Study Notes
Market failure occurs when the free market fails to achieve allocative efficiency, leading to welfare loss. It can be caused by externalities, merit and demerit goods, common pool resources, public goods, asymmetric information, and market power.
- Market Failure — occurs when resources are not allocated efficiently, leading to a loss of economic welfare. Example: Overproduction of demerit goods like cigarettes.
- Externalities — costs or benefits affecting third parties not involved in the economic transaction. Example: Pollution from factories affecting nearby residents.
- Common Pool Resources — resources that are rivalrous but non-excludable, leading to overuse and depletion. Example: Overfishing in international waters.
- Positive Externalities — benefits to third parties from consumption or production. Example: Vaccinations providing herd immunity.
- Negative Externalities — costs to third parties from consumption or production. Example: Smoking causing passive smoking effects.
- Merit Goods — goods that are under-consumed and under-produced, often with positive externalities. Example: Education.
- Demerit Goods — goods that are over-consumed and over-produced, often with negative externalities. Example: Fast food.
Exam Tips
Key Definitions to Remember
- Market Failure
- Externalities
- Common Pool Resources
- Merit Goods
- Demerit Goods
Common Confusions
- Confusing positive externalities with negative externalities.

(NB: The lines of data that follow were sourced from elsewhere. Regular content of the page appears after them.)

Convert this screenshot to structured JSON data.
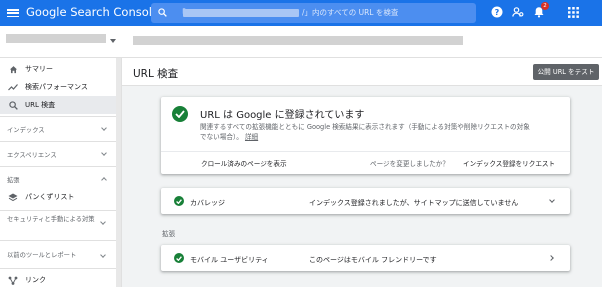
{
  "app": {
    "title_google": "Google",
    "title_product": "Search Console",
    "search_suffix": "/」内のすべての URL を検査",
    "search_prefix": "「",
    "notification_count": "2"
  },
  "sidebar": {
    "items": [
      {
        "label": "サマリー",
        "icon": "home-icon"
      },
      {
        "label": "検索パフォーマンス",
        "icon": "trend-icon"
      },
      {
        "label": "URL 検査",
        "icon": "search-icon"
      }
    ],
    "sections": [
      {
        "label": "インデックス"
      },
      {
        "label": "エクスペリエンス"
      },
      {
        "label": "拡張"
      }
    ],
    "breadcrumbs_label": "パンくずリスト",
    "security_label": "セキュリティと手動による対策",
    "legacy_label": "以前のツールとレポート",
    "links_label": "リンク"
  },
  "main": {
    "title": "URL 検査",
    "test_button": "公開 URL をテスト",
    "status_card": {
      "title": "URL は Google に登録されています",
      "desc": "関連するすべての拡張機能とともに Google 検索結果に表示されます（手動による対策や削除リクエストの対象でない場合）。",
      "details_link": "詳細",
      "view_crawled": "クロール済みのページを表示",
      "page_changed": "ページを変更しましたか？",
      "request_indexing": "インデックス登録をリクエスト"
    },
    "coverage": {
      "label": "カバレッジ",
      "status": "インデックス登録されましたが、サイトマップに送信していません"
    },
    "enhancements_label": "拡張",
    "mobile": {
      "label": "モバイル ユーザビリティ",
      "status": "このページはモバイル フレンドリーです"
    }
  },
  "colors": {
    "topbar": "#1a73e8",
    "success": "#188038",
    "button": "#5f6368"
  }
}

- Misunderstanding the difference between merit and demerit goods.
Typical Exam Questions
- What is market failure? Market failure is when the free market fails to allocate resources efficiently, leading to a loss of economic welfare.

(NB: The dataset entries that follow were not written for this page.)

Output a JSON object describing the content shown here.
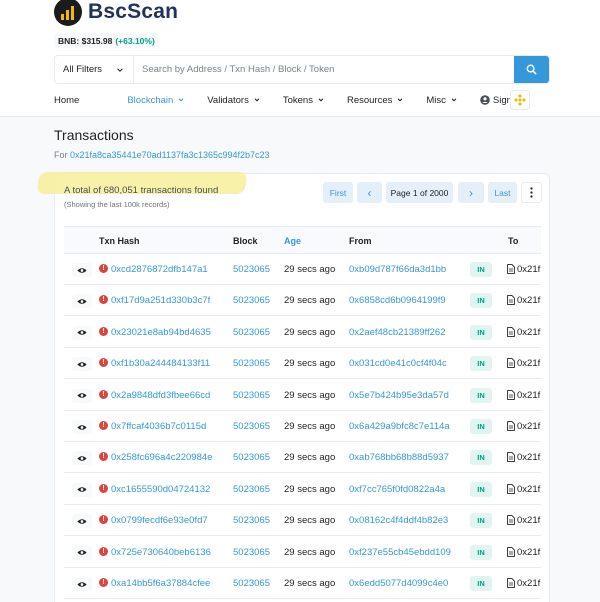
{
  "brand": {
    "name": "BscScan"
  },
  "price": {
    "label": "BNB: $315.98",
    "change": "(+63.10%)"
  },
  "search": {
    "filter_label": "All Filters",
    "placeholder": "Search by Address / Txn Hash / Block / Token"
  },
  "nav": {
    "home": "Home",
    "blockchain": "Blockchain",
    "validators": "Validators",
    "tokens": "Tokens",
    "resources": "Resources",
    "misc": "Misc",
    "signin": "Sign In"
  },
  "page": {
    "title": "Transactions",
    "for_prefix": "For",
    "address": "0x21fa8ca35441e70ad1137fa3c1365c994f2b7c23"
  },
  "summary": {
    "total": "A total of 680,051 transactions found",
    "note": "(Showing the last 100k records)"
  },
  "pagination": {
    "first": "First",
    "prev": "‹",
    "page_prefix": "Page",
    "current": "1",
    "of": "of",
    "total_pages": "2000",
    "next": "›",
    "last": "Last"
  },
  "table": {
    "headers": {
      "txn_hash": "Txn Hash",
      "block": "Block",
      "age": "Age",
      "from": "From",
      "to": "To"
    },
    "rows": [
      {
        "hash": "0xcd2876872dfb147a1",
        "block": "5023065",
        "age": "29 secs ago",
        "from": "0xb09d787f66da3d1bb",
        "dir": "IN",
        "to": "0x21f"
      },
      {
        "hash": "0xf17d9a251d330b3c7f",
        "block": "5023065",
        "age": "29 secs ago",
        "from": "0x6858cd6b0964199f9",
        "dir": "IN",
        "to": "0x21f"
      },
      {
        "hash": "0x23021e8ab94bd4635",
        "block": "5023065",
        "age": "29 secs ago",
        "from": "0x2aef48cb21389ff262",
        "dir": "IN",
        "to": "0x21f"
      },
      {
        "hash": "0xf1b30a244484133f11",
        "block": "5023065",
        "age": "29 secs ago",
        "from": "0x031cd0e41c0cf4f04c",
        "dir": "IN",
        "to": "0x21f"
      },
      {
        "hash": "0x2a9848dfd3fbee66cd",
        "block": "5023065",
        "age": "29 secs ago",
        "from": "0x5e7b424b95e3da57d",
        "dir": "IN",
        "to": "0x21f"
      },
      {
        "hash": "0x7ffcaf4036b7c0115d",
        "block": "5023065",
        "age": "29 secs ago",
        "from": "0x6a429a9bfc8c7e114a",
        "dir": "IN",
        "to": "0x21f"
      },
      {
        "hash": "0x258fc696a4c220984e",
        "block": "5023065",
        "age": "29 secs ago",
        "from": "0xab768bb68b88d5937",
        "dir": "IN",
        "to": "0x21f"
      },
      {
        "hash": "0xc1655590d04724132",
        "block": "5023065",
        "age": "29 secs ago",
        "from": "0xf7cc765f0fd0822a4a",
        "dir": "IN",
        "to": "0x21f"
      },
      {
        "hash": "0x0799fecdf6e93e0fd7",
        "block": "5023065",
        "age": "29 secs ago",
        "from": "0x08162c4f4ddf4b82e3",
        "dir": "IN",
        "to": "0x21f"
      },
      {
        "hash": "0x725e730640beb6136",
        "block": "5023065",
        "age": "29 secs ago",
        "from": "0xf237e55cb45ebdd109",
        "dir": "IN",
        "to": "0x21f"
      },
      {
        "hash": "0xa14bb5f6a37884cfee",
        "block": "5023065",
        "age": "29 secs ago",
        "from": "0x6edd5077d4099c4e0",
        "dir": "IN",
        "to": "0x21f"
      }
    ]
  },
  "colors": {
    "accent": "#3498db",
    "success": "#00a186",
    "error": "#de4437",
    "highlight": "#f7ee9b",
    "brand_dark": "#21325b"
  }
}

- How do positive externalities affect market outcomes? Positive externalities lead to under-consumption or under-production, as the full social benefits are not reflected in market transactions.
- What is the tragedy of the commons? It is the overuse and depletion of common pool resources due to their non-excludable and rivalrous nature.
What Examiners Usually Test
- Understanding of how externalities lead to market failure.
- Ability to analyze diagrams showing marginal cost and benefit curves.
- Explanation of the impact of common pool resources on market efficiency.